# smoking cordless battery??



## hvaclover (Oct 2, 2008)

Was the battery of legal age to smoke?:huh:



Ok it sucked,,,sue me


----------



## 794613 (Dec 20, 2007)

What model battery and drill? I just bought a Ryobi set and am very curious.


----------



## DangerMouse (Jul 17, 2008)

one+ battery, older 18v drill

DM


----------



## 794613 (Dec 20, 2007)

Ok, I've got the same battery and drill set. I just picked it up yesterday. If you don't mind, keep this thread updated as to what comes of this. I'm not expecting a professional grade tool with Ryobi, but I'd at least like something that isn't going to be a fire hazard. 

Thanks DM,
- James


----------



## DangerMouse (Jul 17, 2008)

yeah, really.... i just bought that battery a month or two ago too (can't find reciept, of course). it didn't catch fire though, just smoked a couple minutes and leaked chemical soup....

DM


----------



## aggreX (Aug 15, 2008)

MdangermouseM said:


> i just bought that battery a month or two ago too (can't find reciept, of course). it didn't catch fire though, just smoked a couple minutes and leaked chemical soup...

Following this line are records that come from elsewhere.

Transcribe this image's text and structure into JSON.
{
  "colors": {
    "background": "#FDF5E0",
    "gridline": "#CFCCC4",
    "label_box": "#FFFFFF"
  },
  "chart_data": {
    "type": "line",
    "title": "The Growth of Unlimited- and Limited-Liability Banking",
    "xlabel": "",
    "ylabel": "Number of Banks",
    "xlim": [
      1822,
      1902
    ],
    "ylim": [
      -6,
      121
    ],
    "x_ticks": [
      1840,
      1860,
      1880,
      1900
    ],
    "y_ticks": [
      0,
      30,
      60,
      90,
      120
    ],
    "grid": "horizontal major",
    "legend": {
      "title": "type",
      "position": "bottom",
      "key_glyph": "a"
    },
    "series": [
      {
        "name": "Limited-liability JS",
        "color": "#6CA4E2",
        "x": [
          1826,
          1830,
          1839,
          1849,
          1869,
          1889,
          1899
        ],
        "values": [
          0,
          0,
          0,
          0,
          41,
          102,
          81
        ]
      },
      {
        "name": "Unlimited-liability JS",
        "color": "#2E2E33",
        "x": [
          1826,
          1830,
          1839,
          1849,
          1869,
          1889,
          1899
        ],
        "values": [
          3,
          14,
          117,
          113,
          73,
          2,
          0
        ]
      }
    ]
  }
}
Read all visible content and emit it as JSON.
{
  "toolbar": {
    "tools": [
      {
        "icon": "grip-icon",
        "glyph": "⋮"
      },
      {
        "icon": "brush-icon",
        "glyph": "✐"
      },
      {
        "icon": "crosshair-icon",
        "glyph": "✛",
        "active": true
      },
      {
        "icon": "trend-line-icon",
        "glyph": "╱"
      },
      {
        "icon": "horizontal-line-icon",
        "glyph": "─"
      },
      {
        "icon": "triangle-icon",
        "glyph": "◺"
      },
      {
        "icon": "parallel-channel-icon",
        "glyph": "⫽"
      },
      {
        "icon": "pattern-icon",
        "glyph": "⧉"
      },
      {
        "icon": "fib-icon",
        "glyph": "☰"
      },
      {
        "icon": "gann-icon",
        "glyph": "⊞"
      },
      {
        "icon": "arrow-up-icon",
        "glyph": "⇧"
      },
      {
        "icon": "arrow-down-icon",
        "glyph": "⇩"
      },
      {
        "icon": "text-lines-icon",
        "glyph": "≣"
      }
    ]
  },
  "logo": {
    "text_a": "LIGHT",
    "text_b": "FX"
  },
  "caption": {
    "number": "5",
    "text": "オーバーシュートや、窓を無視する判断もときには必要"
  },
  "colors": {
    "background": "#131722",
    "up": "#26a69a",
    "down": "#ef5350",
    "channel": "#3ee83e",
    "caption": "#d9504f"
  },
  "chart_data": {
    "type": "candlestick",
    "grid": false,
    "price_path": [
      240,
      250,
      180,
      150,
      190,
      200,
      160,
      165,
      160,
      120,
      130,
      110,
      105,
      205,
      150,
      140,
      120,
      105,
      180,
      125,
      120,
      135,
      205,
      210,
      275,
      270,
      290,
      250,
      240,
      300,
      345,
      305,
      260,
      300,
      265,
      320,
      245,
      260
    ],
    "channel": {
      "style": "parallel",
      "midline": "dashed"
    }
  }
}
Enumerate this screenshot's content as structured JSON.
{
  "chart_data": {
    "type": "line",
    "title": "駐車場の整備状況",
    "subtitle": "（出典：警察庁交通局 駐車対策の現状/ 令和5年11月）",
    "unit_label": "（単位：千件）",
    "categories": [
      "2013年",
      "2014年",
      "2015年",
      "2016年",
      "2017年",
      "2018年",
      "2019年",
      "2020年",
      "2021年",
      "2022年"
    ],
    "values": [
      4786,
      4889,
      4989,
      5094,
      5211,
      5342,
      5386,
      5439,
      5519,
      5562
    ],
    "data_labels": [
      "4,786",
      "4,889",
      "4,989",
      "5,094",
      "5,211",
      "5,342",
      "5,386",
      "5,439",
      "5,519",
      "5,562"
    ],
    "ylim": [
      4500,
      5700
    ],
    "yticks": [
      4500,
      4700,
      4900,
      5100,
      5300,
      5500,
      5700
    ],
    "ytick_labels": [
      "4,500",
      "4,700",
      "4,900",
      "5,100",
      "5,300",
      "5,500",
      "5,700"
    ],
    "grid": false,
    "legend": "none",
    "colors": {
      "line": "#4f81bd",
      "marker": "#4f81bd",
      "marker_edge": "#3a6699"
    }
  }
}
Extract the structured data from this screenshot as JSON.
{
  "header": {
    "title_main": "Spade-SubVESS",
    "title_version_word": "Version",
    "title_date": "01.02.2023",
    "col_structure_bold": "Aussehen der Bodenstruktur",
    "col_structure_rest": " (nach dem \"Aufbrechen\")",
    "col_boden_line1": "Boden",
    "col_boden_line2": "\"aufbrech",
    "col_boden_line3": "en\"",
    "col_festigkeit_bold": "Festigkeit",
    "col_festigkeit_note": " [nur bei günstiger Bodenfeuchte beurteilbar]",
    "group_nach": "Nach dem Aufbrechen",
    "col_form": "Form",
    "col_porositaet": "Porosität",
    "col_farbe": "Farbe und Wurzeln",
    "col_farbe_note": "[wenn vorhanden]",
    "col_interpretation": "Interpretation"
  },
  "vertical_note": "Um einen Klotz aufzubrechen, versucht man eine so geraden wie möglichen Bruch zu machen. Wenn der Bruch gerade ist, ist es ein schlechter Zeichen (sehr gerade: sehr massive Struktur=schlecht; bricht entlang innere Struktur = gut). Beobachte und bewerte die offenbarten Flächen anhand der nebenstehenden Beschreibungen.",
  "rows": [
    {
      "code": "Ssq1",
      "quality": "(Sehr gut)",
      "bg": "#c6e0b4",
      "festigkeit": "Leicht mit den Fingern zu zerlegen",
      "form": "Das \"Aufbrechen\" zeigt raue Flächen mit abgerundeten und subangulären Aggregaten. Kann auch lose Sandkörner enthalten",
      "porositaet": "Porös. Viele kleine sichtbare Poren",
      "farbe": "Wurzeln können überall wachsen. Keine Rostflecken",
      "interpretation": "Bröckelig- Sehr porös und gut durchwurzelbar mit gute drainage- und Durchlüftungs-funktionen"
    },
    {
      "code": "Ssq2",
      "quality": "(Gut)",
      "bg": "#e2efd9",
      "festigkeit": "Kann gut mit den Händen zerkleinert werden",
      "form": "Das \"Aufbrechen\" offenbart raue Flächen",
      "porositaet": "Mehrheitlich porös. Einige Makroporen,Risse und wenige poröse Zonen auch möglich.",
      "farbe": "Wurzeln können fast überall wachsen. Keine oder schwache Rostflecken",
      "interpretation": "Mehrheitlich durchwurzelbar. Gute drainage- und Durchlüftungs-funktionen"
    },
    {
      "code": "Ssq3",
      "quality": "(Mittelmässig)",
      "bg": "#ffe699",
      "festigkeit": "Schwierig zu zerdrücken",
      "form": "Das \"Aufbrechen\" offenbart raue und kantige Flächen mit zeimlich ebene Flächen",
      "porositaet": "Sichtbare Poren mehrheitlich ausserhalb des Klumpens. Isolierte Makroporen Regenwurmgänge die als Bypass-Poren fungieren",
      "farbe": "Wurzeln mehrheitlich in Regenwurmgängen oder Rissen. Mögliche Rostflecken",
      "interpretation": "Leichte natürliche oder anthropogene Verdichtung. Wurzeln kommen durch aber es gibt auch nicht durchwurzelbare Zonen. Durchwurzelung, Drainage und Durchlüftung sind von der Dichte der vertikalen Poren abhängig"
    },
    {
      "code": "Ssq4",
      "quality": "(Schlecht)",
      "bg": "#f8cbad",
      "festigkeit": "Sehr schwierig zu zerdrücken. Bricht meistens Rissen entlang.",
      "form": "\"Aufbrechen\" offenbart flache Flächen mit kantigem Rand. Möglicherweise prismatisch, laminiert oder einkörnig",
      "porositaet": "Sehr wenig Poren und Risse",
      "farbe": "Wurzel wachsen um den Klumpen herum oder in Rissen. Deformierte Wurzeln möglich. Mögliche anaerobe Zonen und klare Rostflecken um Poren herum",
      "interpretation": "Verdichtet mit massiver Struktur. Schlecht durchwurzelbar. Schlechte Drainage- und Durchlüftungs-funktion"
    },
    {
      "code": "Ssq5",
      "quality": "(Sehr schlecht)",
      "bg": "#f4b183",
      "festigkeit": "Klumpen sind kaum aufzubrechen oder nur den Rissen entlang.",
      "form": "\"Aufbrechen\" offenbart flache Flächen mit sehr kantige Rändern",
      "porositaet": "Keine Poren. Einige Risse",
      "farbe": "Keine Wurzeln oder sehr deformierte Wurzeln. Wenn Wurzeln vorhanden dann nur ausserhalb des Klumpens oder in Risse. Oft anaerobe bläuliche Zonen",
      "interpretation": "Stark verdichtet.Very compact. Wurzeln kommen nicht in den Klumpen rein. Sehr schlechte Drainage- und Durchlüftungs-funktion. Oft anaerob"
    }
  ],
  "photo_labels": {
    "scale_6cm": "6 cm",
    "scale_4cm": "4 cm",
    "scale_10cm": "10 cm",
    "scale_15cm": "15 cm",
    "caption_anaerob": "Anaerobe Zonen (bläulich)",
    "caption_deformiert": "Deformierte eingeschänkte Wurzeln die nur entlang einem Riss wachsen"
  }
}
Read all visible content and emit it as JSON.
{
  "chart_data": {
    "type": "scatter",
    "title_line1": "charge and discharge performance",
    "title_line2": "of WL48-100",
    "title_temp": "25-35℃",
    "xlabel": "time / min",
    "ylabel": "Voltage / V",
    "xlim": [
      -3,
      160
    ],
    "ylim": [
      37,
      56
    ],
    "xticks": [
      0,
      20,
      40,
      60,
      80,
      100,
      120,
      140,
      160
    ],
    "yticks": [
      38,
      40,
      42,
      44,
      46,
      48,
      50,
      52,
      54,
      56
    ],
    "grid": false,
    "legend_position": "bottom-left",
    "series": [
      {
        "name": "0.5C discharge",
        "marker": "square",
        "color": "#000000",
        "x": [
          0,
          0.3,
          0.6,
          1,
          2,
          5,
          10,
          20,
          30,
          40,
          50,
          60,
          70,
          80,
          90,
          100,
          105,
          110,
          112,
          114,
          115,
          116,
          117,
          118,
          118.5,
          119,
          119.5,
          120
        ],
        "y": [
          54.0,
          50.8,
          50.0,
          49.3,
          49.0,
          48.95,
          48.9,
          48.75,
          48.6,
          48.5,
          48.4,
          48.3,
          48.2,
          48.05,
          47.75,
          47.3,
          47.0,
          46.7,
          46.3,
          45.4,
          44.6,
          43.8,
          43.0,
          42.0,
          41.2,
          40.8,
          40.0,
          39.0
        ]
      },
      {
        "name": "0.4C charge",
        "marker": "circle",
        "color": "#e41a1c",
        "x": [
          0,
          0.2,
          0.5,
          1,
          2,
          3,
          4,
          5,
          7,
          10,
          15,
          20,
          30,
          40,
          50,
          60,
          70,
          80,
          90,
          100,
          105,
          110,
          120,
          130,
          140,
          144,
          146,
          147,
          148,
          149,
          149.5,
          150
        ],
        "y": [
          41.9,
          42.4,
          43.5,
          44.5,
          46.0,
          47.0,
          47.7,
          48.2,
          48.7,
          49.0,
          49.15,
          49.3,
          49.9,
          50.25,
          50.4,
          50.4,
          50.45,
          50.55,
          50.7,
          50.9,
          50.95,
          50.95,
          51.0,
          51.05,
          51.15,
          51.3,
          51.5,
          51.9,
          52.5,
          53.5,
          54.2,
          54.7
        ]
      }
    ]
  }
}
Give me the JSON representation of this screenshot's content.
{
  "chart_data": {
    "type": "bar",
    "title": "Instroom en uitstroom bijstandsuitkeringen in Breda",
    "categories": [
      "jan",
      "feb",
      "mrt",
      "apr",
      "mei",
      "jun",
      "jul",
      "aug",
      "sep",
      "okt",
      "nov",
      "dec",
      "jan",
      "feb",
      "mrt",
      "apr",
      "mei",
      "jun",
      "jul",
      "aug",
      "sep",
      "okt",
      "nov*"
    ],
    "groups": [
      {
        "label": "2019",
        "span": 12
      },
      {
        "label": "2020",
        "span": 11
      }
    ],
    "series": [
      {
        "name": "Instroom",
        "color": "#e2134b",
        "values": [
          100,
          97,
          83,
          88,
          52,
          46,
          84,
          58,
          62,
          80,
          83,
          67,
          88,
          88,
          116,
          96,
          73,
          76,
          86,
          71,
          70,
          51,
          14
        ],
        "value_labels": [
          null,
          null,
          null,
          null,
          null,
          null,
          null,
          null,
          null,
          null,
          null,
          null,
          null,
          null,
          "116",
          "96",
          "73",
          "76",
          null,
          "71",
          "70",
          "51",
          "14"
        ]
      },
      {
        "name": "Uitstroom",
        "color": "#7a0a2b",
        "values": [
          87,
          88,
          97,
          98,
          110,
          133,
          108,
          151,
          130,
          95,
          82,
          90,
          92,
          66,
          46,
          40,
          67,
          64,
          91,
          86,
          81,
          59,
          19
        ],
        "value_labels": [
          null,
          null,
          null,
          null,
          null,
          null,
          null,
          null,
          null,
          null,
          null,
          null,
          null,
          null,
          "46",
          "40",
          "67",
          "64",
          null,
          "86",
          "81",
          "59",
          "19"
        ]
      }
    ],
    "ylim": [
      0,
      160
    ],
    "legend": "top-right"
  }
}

Ryobi has a two year warranty so hopefully they can determine from the serial number on the battery the exact manufacture date and provide you a replacement. Mine is over three years old and the batteries are weaker but the drill is still performing well as a backup drill. I will probably invest in some Lithium batteries one day since I prefer the blue tools over the lime green ones. Let us know how your experience with Ryobi CS goes......


----------



## MT Stringer (Oct 19, 2008)

Sounds like a defective battery. I took a battery pack apart last year to see what made it tick. It was nothing more than a pack of "C" cell rechargeable batteries. Can't remember how many but it was an old 9.6 volt DeWalt that wouldn't hold a charge any more. Pretty interesting and simple.

With that only experience to go by, it sounds like one of the batteries in your pack was defective and caused the leak, or something like that.

Good luck.
Mike


----------